Dr. McEwan: I am going to start very broadly and say cancer because it’s going to be very much dependent on the clinical trial that the pharmaceutical company wants to run. So if they have a compound that is against cancer “X,” that would be the one that we would look at. We are not in the position of picking the cancer; what we are doing is facilitating. With FLT it would be cancers that are affecting proliferative capability. So, that will be driven by industry. But it will be cancer first and probably nuerological diseases second, starting with Alzheimer’s disease. But I don’t know.
One of the reasons that FDG is not used routinely in clinical trials is that we have not yet had this type of capacity to facilitate industry trials. By building this capacity we really do see a method to ensure standardization, quality, quality control, quality assurance. What we hope is when this is up and running, it really does become a tool that enables industry and corporative groups to speed trials through, and also to give the FDA some confidence that the quality parameters are really being looked after.

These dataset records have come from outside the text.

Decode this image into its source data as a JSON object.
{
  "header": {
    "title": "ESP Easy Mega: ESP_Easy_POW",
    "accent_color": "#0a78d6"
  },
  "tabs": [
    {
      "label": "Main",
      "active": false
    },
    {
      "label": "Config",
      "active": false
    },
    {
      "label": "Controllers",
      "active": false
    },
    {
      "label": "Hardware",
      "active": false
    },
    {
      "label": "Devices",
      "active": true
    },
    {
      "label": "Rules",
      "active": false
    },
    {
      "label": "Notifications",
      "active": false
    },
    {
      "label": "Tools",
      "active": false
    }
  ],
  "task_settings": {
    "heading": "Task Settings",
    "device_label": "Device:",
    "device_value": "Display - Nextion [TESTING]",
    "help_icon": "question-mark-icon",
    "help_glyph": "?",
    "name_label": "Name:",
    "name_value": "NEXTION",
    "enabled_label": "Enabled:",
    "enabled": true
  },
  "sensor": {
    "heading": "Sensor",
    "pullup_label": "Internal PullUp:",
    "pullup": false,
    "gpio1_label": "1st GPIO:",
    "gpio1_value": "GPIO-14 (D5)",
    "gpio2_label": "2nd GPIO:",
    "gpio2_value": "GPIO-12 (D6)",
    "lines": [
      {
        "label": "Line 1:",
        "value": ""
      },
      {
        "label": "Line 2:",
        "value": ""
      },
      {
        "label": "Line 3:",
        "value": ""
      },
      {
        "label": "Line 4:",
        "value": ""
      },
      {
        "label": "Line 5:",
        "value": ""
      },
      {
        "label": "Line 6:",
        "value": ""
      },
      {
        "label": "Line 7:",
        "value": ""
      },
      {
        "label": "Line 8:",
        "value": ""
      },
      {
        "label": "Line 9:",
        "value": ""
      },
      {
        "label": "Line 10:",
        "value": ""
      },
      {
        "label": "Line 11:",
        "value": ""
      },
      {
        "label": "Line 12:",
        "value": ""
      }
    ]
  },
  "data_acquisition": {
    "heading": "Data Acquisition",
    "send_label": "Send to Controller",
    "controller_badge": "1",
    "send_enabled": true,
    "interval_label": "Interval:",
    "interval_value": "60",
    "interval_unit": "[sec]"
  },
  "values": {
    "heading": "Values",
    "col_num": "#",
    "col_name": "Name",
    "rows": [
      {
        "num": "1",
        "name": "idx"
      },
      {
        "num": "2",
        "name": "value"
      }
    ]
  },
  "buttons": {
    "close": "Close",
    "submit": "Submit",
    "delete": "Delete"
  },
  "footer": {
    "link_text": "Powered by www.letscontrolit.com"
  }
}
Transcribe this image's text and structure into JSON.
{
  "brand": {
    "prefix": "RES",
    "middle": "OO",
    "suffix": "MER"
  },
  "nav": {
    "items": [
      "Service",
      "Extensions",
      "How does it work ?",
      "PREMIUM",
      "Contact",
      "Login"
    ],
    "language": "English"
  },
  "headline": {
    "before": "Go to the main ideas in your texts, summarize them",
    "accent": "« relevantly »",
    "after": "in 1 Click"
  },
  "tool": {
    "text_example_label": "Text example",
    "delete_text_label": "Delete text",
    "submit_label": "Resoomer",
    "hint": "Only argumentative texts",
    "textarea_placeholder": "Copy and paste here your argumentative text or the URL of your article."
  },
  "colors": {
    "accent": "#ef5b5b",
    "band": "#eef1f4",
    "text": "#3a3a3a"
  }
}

If this had been in place five years ago, FDG might be used much more routinely in the clinical trial setting. Bio: Alexander J. (Sandy) McEwan, M.D., is the director of oncologic imaging at Cross Cancer Institute, Edmonton, Alberta, Canada. He is a professor and director of the division of oncologic imaging in the oncology department, faculty of medicine, University of Alberta, and is also an honorary member of the associate academic staff of the Faculty of Pharmacy and Pharmaceutical Sciences at the University of Alberta. Dr. McEwan is chair of SNM’s Clinical Trials Group and past president of the society’s Nuclear Oncology Council.